Australian Indigo Awaits 2012
Indigo is actually my favorite color of the rainbow! Many think I’m nuts and a little annoying because I just know what they are feeling all of the time. I am 17 years old and I am definitely an indigo. I am very introspective, highly intuitive... I pick up people's feelings which I often take very personally, which will then make me concerned that I’m doing something wrong and so I ask them. And in their own way they say "BUT OUT AND LEAVE ME ALONE!
I am trying to hide the fact that I am anxious from people. But they can see right through me, so now I'm annoyed!!" Ha ha it’s quite entertaining actually... realizing that people are actually afraid of being found out. I have to continually shine a light around myself everyday so as it is sort of a shield to other people's negativity. It also helps me to be less subtly annoying but I can’t help it...it just happens. I don’t physically do anything.
I can ALWAYS tell what people are feeling... it’s just natural now... I used to be scared because I was never accepted. All through high school I have never really been in a group as such and I only really have 1 or 2 close friends who actually accept me for who I am. But other than them, no one else is close to me to know much about me other than my mother. She is probably my bestie forever.... and I mean forever beyond our physical bodies. We are so similar it’s crazy... however that’s what all mothers and their teenage daughters are like. But I know she will be there with me forever.
The thing is, I have always wanted to be a teacher my whole life and I know that this is a "calling" as some would call it. I am an old soul and I have been told several times and I also know within myself that I have come to help, that I have volunteered to come back here... But I get so annoyed with myself because I'm like "Oh my god, why did I come here, I just want to go home!!" And home as in not my house in the mountains in Australia... although they are very nice, I would certainly rather be back at home in peace.
I see spirits as well, not very clearly however, but I feel them all the time. They protect me from harm.
What is so funny is that December 21st 2012 is the night before my 20th birthday!
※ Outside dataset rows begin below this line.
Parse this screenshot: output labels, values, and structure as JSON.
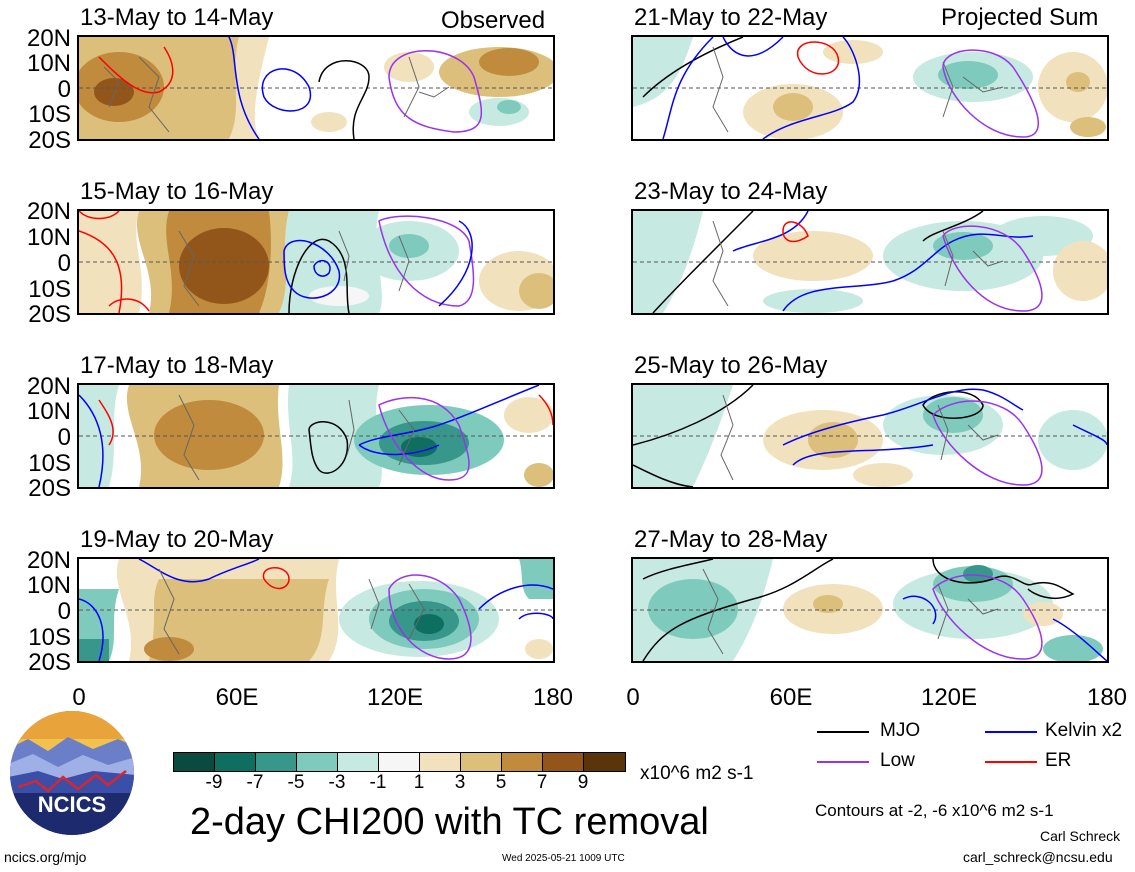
{
  "panels_left": [
    {
      "date": "13-May to 14-May",
      "tag": "Observed"
    },
    {
      "date": "15-May to 16-May",
      "tag": ""
    },
    {
      "date": "17-May to 18-May",
      "tag": ""
    },
    {
      "date": "19-May to 20-May",
      "tag": ""
    }
  ],
  "panels_right": [
    {
      "date": "21-May to 22-May",
      "tag": "Projected Sum"
    },
    {
      "date": "23-May to 24-May",
      "tag": ""
    },
    {
      "date": "25-May to 26-May",
      "tag": ""
    },
    {
      "date": "27-May to 28-May",
      "tag": ""
    }
  ],
  "lat_labels": [
    "20N",
    "10N",
    "0",
    "10S",
    "20S"
  ],
  "lon_labels": [
    "0",
    "60E",
    "120E",
    "180"
  ],
  "legend": {
    "mjo": "MJO",
    "kelvin": "Kelvin x2",
    "low": "Low",
    "er": "ER",
    "colors": {
      "mjo": "#000000",
      "kelvin": "#0000ff",
      "low": "#9933ee",
      "er": "#ff0000"
    }
  },
  "colorbar": {
    "ticks": [
      "-9",
      "-7",
      "-5",
      "-3",
      "-1",
      "1",
      "3",
      "5",
      "7",
      "9"
    ],
    "colors": [
      "#0b4a3f",
      "#0e6e60",
      "#37978a",
      "#7ecbbd",
      "#c6e9e1",
      "#f6f6f6",
      "#f1e2bd",
      "#dcbf7b",
      "#c08b3c",
      "#92561a",
      "#5a3509"
    ],
    "units": "x10^6 m2 s-1"
  },
  "title": "2-day CHI200 with TC removal",
  "contours_note": "Contours at -2, -6 x10^6 m2 s-1",
  "author": "Carl Schreck",
  "email": "carl_schreck@ncsu.edu",
  "url": "ncics.org/mjo",
  "timestamp": "Wed 2025-05-21 1009 UTC",
  "logo_text": "NCICS"
}
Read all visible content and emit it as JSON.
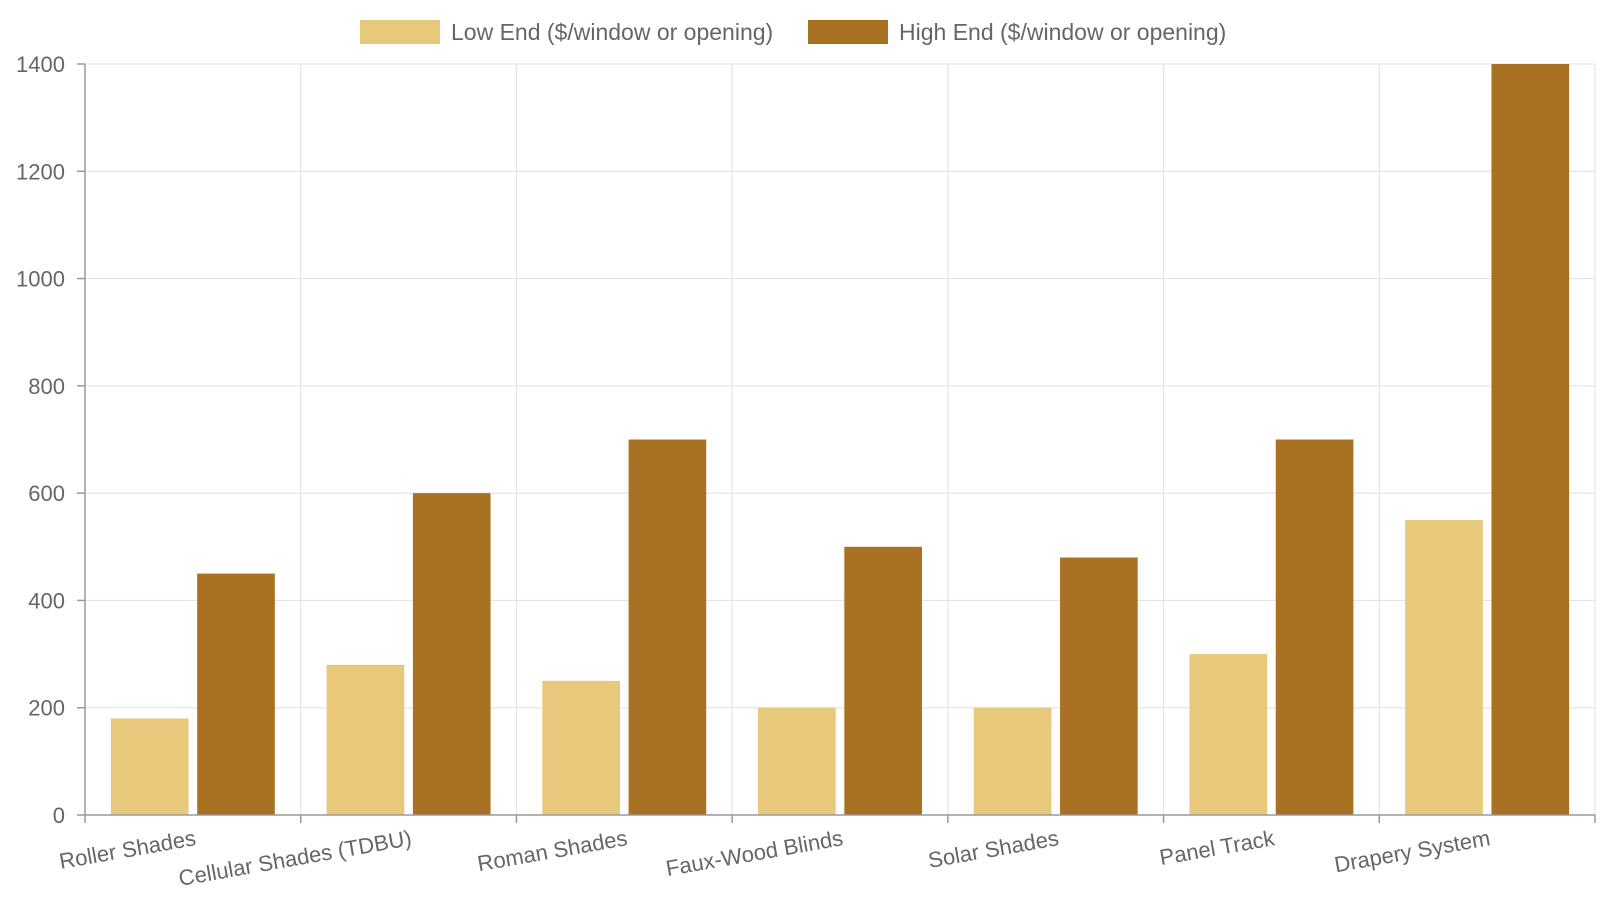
{
  "colors": {
    "low": "#E8C87A",
    "high": "#A97122",
    "grid": "#e0e0e0",
    "axis": "#9a9a9a",
    "text": "#666666"
  },
  "chart_data": {
    "type": "bar",
    "categories": [
      "Roller Shades",
      "Cellular Shades (TDBU)",
      "Roman Shades",
      "Faux-Wood Blinds",
      "Solar Shades",
      "Panel Track",
      "Drapery System"
    ],
    "series": [
      {
        "name": "Low End ($/window or opening)",
        "values": [
          180,
          280,
          250,
          200,
          200,
          300,
          550
        ]
      },
      {
        "name": "High End ($/window or opening)",
        "values": [
          450,
          600,
          700,
          500,
          480,
          700,
          1400
        ]
      }
    ],
    "y_ticks": [
      "0",
      "200",
      "400",
      "600",
      "800",
      "1000",
      "1200",
      "1400"
    ],
    "ylim": [
      0,
      1400
    ],
    "legend": "top-center",
    "grid": true
  }
}
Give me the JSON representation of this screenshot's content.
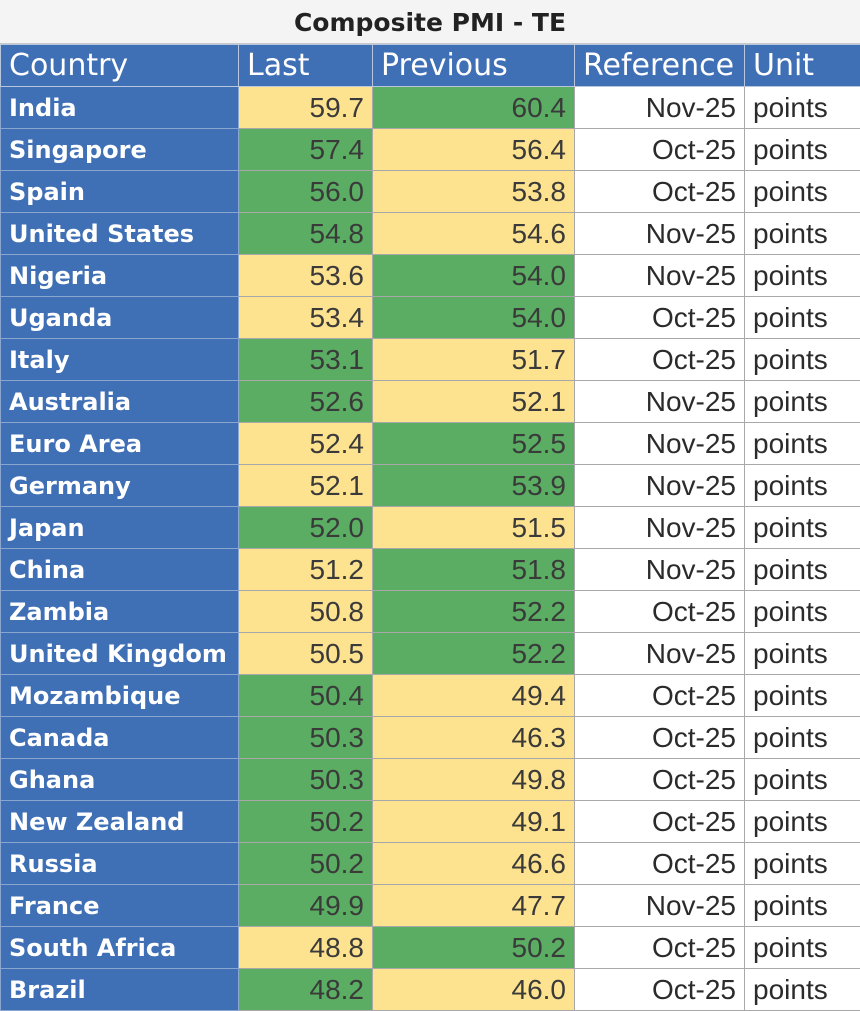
{
  "title": "Composite PMI - TE",
  "colors": {
    "header_blue": "#3f6fb5",
    "higher_green": "#5aad62",
    "lower_yellow": "#fde28f"
  },
  "chart_data": {
    "type": "table",
    "title": "Composite PMI - TE",
    "columns": [
      "Country",
      "Last",
      "Previous",
      "Reference",
      "Unit"
    ],
    "rows": [
      {
        "country": "India",
        "last": "59.7",
        "previous": "60.4",
        "reference": "Nov-25",
        "unit": "points"
      },
      {
        "country": "Singapore",
        "last": "57.4",
        "previous": "56.4",
        "reference": "Oct-25",
        "unit": "points"
      },
      {
        "country": "Spain",
        "last": "56.0",
        "previous": "53.8",
        "reference": "Oct-25",
        "unit": "points"
      },
      {
        "country": "United States",
        "last": "54.8",
        "previous": "54.6",
        "reference": "Nov-25",
        "unit": "points"
      },
      {
        "country": "Nigeria",
        "last": "53.6",
        "previous": "54.0",
        "reference": "Nov-25",
        "unit": "points"
      },
      {
        "country": "Uganda",
        "last": "53.4",
        "previous": "54.0",
        "reference": "Oct-25",
        "unit": "points"
      },
      {
        "country": "Italy",
        "last": "53.1",
        "previous": "51.7",
        "reference": "Oct-25",
        "unit": "points"
      },
      {
        "country": "Australia",
        "last": "52.6",
        "previous": "52.1",
        "reference": "Nov-25",
        "unit": "points"
      },
      {
        "country": "Euro Area",
        "last": "52.4",
        "previous": "52.5",
        "reference": "Nov-25",
        "unit": "points"
      },
      {
        "country": "Germany",
        "last": "52.1",
        "previous": "53.9",
        "reference": "Nov-25",
        "unit": "points"
      },
      {
        "country": "Japan",
        "last": "52.0",
        "previous": "51.5",
        "reference": "Nov-25",
        "unit": "points"
      },
      {
        "country": "China",
        "last": "51.2",
        "previous": "51.8",
        "reference": "Nov-25",
        "unit": "points"
      },
      {
        "country": "Zambia",
        "last": "50.8",
        "previous": "52.2",
        "reference": "Oct-25",
        "unit": "points"
      },
      {
        "country": "United Kingdom",
        "last": "50.5",
        "previous": "52.2",
        "reference": "Nov-25",
        "unit": "points"
      },
      {
        "country": "Mozambique",
        "last": "50.4",
        "previous": "49.4",
        "reference": "Oct-25",
        "unit": "points"
      },
      {
        "country": "Canada",
        "last": "50.3",
        "previous": "46.3",
        "reference": "Oct-25",
        "unit": "points"
      },
      {
        "country": "Ghana",
        "last": "50.3",
        "previous": "49.8",
        "reference": "Oct-25",
        "unit": "points"
      },
      {
        "country": "New Zealand",
        "last": "50.2",
        "previous": "49.1",
        "reference": "Oct-25",
        "unit": "points"
      },
      {
        "country": "Russia",
        "last": "50.2",
        "previous": "46.6",
        "reference": "Oct-25",
        "unit": "points"
      },
      {
        "country": "France",
        "last": "49.9",
        "previous": "47.7",
        "reference": "Nov-25",
        "unit": "points"
      },
      {
        "country": "South Africa",
        "last": "48.8",
        "previous": "50.2",
        "reference": "Oct-25",
        "unit": "points"
      },
      {
        "country": "Brazil",
        "last": "48.2",
        "previous": "46.0",
        "reference": "Oct-25",
        "unit": "points"
      }
    ]
  }
}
I am definitely here to help. I am not sure what I can do to help with the transition but I think part of it for me includes passing on my knowledge of God being inside of you and you are the creators of the universe. It’s interesting how I found this out for myself 10 years ago.
I feel very different from others... it’s hard for others to understand me... they don't get me at all. I feel quite isolated the majority of the time. The only time I feel comfortable is in my room by myself, or somewhere with my mum or with my grandmothers.
I am sooo looking forward to the day of 21st Dec, 2012 when everyone hopefully wakes up to the fact that we are all one with all-that-is. I can't wait. Finally there will be some peace. Only 2 1/2 yrs or so left.